Mr. Childs thinks the President ought appoint such a special commission as proposed by Senator Fulbright to begin reform. If, as increasing numbers of the President's friends were suggesting, the President did not intend to run for re-election in 1952, he should take a dispassionate look at the job of the Presidency and suggest the need for changes, perhaps even leading to a constitutional convention to clarify and resolve modern complications which had arisen between the proper exercise of authority by the Legislative and Executive branches of government.

Robert C. Ruark tells of Glenn McCarthy throwing his annual party at his Shamrock Hotel in Houston, that actor Chill Wills was present explaining that he was not feeling well because he must have "got a-holt of some bad ice." Sophie Tucker had to be carried out on a stretcher but urged the partiers to continue in her absence. Robert Mitchum had not made it this year to set off fireworks against the wall. There were no horses ridden into the dining room. The latest Texas joke was that a fellow was socked in the jaw after he said, "Mr. Truman had raised taxes," because the person delivering the sock thought that he had said, "Truman was raised in Texas."

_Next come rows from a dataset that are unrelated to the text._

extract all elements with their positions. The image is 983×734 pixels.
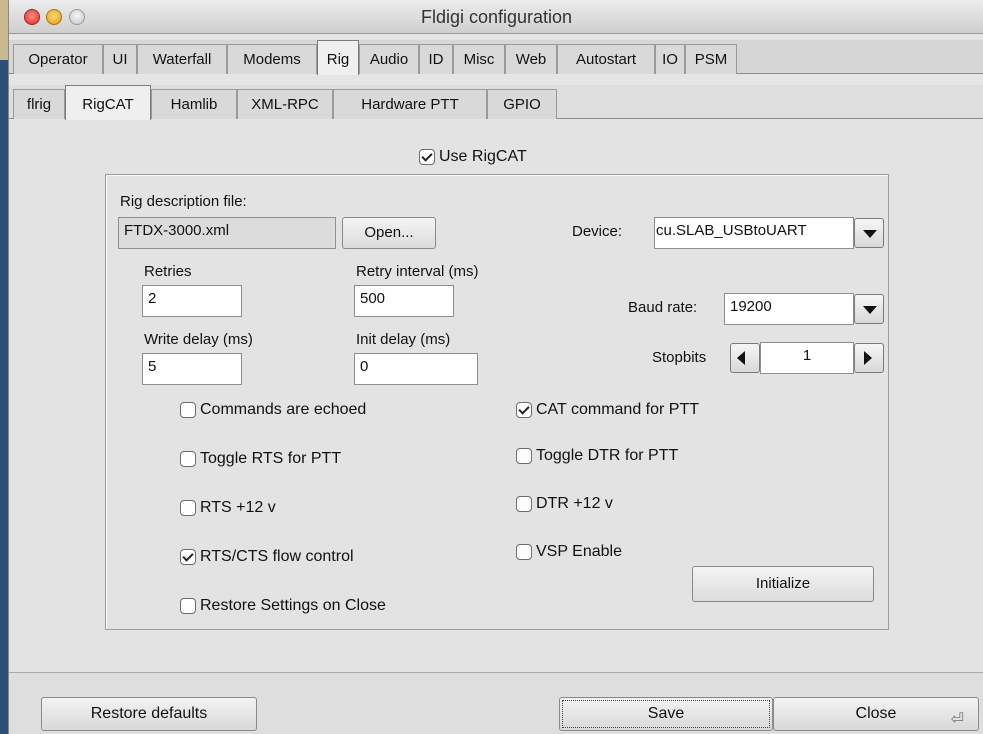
- tab-flrig[interactable]: flrig: [13, 89, 65, 119]
- device-label: Device:: [572, 223, 623, 240]
- checkbox-box: [180, 500, 196, 516]
- checkbox-box: [516, 544, 532, 560]
- vsp-enable-checkbox[interactable]: VSP Enable: [516, 541, 622, 563]
- rts-cts-flow-checkbox[interactable]: RTS/CTS flow control: [180, 546, 354, 568]
- tab-audio[interactable]: Audio: [359, 44, 419, 74]
- stopbits-field[interactable]: 1: [760, 342, 854, 374]
- save-button[interactable]: Save: [559, 697, 773, 731]
- tab-rig[interactable]: Rig: [317, 40, 359, 75]
- restore-defaults-button[interactable]: Restore defaults: [41, 697, 257, 731]
- baud-rate-label: Baud rate:: [628, 299, 698, 316]
- tab-io[interactable]: IO: [655, 44, 685, 74]
- dtr-12v-label: DTR +12 v: [536, 495, 613, 512]
- arrow-left-icon: [737, 351, 745, 365]
- cat-ptt-checkbox[interactable]: CAT command for PTT: [516, 399, 699, 421]
- title-bar[interactable]: Fldigi configuration: [9, 0, 983, 34]
- config-window: Fldigi configuration Operator UI Waterfa…: [8, 0, 983, 734]
- baud-rate-dropdown-button[interactable]: [854, 294, 884, 324]
- init-delay-field[interactable]: 0: [354, 353, 478, 385]
- tab-ui[interactable]: UI: [103, 44, 137, 74]
- checkbox-box: [419, 149, 435, 165]
- tab-psm[interactable]: PSM: [685, 44, 737, 74]
- rig-description-label: Rig description file:: [120, 193, 247, 210]
- use-rigcat-checkbox[interactable]: Use RigCAT: [419, 146, 527, 168]
- rigcat-panel: Use RigCAT Rig description file: FTDX-30…: [9, 120, 983, 672]
- window-title: Fldigi configuration: [420, 7, 573, 27]
- open-button[interactable]: Open...: [342, 217, 436, 249]
- restore-settings-checkbox[interactable]: Restore Settings on Close: [180, 595, 386, 617]
- init-delay-label: Init delay (ms): [356, 331, 451, 348]
- restore-settings-label: Restore Settings on Close: [200, 597, 386, 614]
- rts-cts-flow-label: RTS/CTS flow control: [200, 548, 354, 565]
- toggle-rts-checkbox[interactable]: Toggle RTS for PTT: [180, 448, 341, 470]
- checkbox-box: [180, 598, 196, 614]
- device-field[interactable]: cu.SLAB_USBtoUART: [654, 217, 854, 249]
- commands-echoed-label: Commands are echoed: [200, 401, 367, 418]
- tab-rigcat[interactable]: RigCAT: [65, 85, 151, 120]
- retry-interval-field[interactable]: 500: [354, 285, 454, 317]
- vsp-enable-label: VSP Enable: [536, 543, 622, 560]
- device-dropdown-button[interactable]: [854, 218, 884, 248]
- rig-description-field[interactable]: FTDX-3000.xml: [118, 217, 336, 249]
- stopbits-label: Stopbits: [652, 349, 707, 366]
- tab-xml-rpc[interactable]: XML-RPC: [237, 89, 333, 119]
- main-tab-bar: Operator UI Waterfall Modems Rig Audio I…: [9, 40, 983, 75]
- return-key-icon: ⏎: [950, 711, 964, 728]
- checkbox-box: [516, 402, 532, 418]
- rts-12v-checkbox[interactable]: RTS +12 v: [180, 497, 276, 519]
- initialize-button[interactable]: Initialize: [692, 566, 874, 602]
- tab-hamlib[interactable]: Hamlib: [151, 89, 237, 119]
- arrow-right-icon: [864, 351, 872, 365]
- checkbox-box: [516, 448, 532, 464]
- checkbox-box: [180, 402, 196, 418]
- baud-rate-field[interactable]: 19200: [724, 293, 854, 325]
- tab-waterfall[interactable]: Waterfall: [137, 44, 227, 74]
- retry-interval-label: Retry interval (ms): [356, 263, 479, 280]
- rigcat-settings-group: Rig description file: FTDX-3000.xml Open…: [105, 174, 889, 630]
- tab-id[interactable]: ID: [419, 44, 453, 74]
- retries-field[interactable]: 2: [142, 285, 242, 317]
- tab-hardware-ptt[interactable]: Hardware PTT: [333, 89, 487, 119]
- stopbits-increment-button[interactable]: [854, 343, 884, 373]
- tab-misc[interactable]: Misc: [453, 44, 505, 74]
- checkbox-box: [180, 549, 196, 565]
- close-button-label: Close: [855, 705, 897, 722]
- rts-12v-label: RTS +12 v: [200, 499, 276, 516]
- tab-modems[interactable]: Modems: [227, 44, 317, 74]
- write-delay-field[interactable]: 5: [142, 353, 242, 385]
- toggle-dtr-label: Toggle DTR for PTT: [536, 447, 679, 464]
- write-delay-label: Write delay (ms): [144, 331, 253, 348]
- checkbox-box: [516, 496, 532, 512]
- cat-ptt-label: CAT command for PTT: [536, 401, 699, 418]
- retries-label: Retries: [144, 263, 192, 280]
- tab-web[interactable]: Web: [505, 44, 557, 74]
- rig-sub-tab-bar: flrig RigCAT Hamlib XML-RPC Hardware PTT…: [9, 85, 983, 120]
- checkbox-box: [180, 451, 196, 467]
- footer-bar: Restore defaults Save Close ⏎: [9, 672, 983, 734]
- chevron-down-icon: [863, 306, 877, 314]
- tab-autostart[interactable]: Autostart: [557, 44, 655, 74]
- tab-operator[interactable]: Operator: [13, 44, 103, 74]
- close-button[interactable]: Close ⏎: [773, 697, 979, 731]
- commands-echoed-checkbox[interactable]: Commands are echoed: [180, 399, 366, 421]
- toggle-dtr-checkbox[interactable]: Toggle DTR for PTT: [516, 445, 678, 467]
- stopbits-decrement-button[interactable]: [730, 343, 760, 373]
- tab-gpio[interactable]: GPIO: [487, 89, 557, 119]
- dtr-12v-checkbox[interactable]: DTR +12 v: [516, 493, 613, 515]
- chevron-down-icon: [863, 230, 877, 238]
- toggle-rts-label: Toggle RTS for PTT: [200, 450, 342, 467]
- use-rigcat-label: Use RigCAT: [439, 148, 527, 165]
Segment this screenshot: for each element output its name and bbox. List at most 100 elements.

Mr. Ruark finds Houston unconcerned with Frank Costello or Virginia Hill or the other witnesses appearing on television before the Kefauver committee but that the city had its own fledgling television which showed a local woman demonstrating to viewers how to walk properly up and down stairs—as close to culture, he says, as he had come lately.

A letter writer who was a Republican candidate for the State Senate in 1950 tells of Senator Taft having spoken at a dinner in Charlotte sponsored by the Young Republicans, with half those present having been Democrats, five or six Young Republicans, and the rest "servile sycophantic patronage seekers". He thinks Senator Taft would have served Republicans better to have spoken directly to a gathering of ordinary people.

A letter writer compliments the editorial, "That 'Will for Accomplishment'", regarding an unnamed speaker at a local civic club who had opposed the President's Point Four program of technical assistance to underdeveloped countries as being sentimental, the editorial having taken issue with the speaker for espousing selfishness and not understanding the practical aspects of the program, that it rooted out poverty and ignorance, the seeds of Communism.

A letter writer finds Senator Taft, in saying that the victory of Willis Smith in the North Carolina Senate race had helped Republicans win Congressional races, to have overlooked the controversy surrounding Senator Frank Graham having at one time supposedly recommended for appointment to West Point a black applicant as being a chief cause for his defeat the prior June by Willis Smith. He wonders what had happened to columnist Westbrook Pegler's threat to investigate the Graham campaign, finds it the equivalent of a hit-and-run driver having the victim investigated.

A letter writer from Pinehurst tells of Senators Clyde Hoey and Willis Smith having voted against a bill narrowly passed by the Senate to provide Federal assistance to the states to build public health centers, and also against an amendment to authorize expenditure of 20 million dollars annually for Federal aid to improve local public health units. He recalls that during the campaign The News had said that Senator Graham's vote on many issues canceled out that of Senator Hoey. He finds that on these cited matters and others related to the common good, it would have been better to have a vote to cancel out that of Senator Hoey.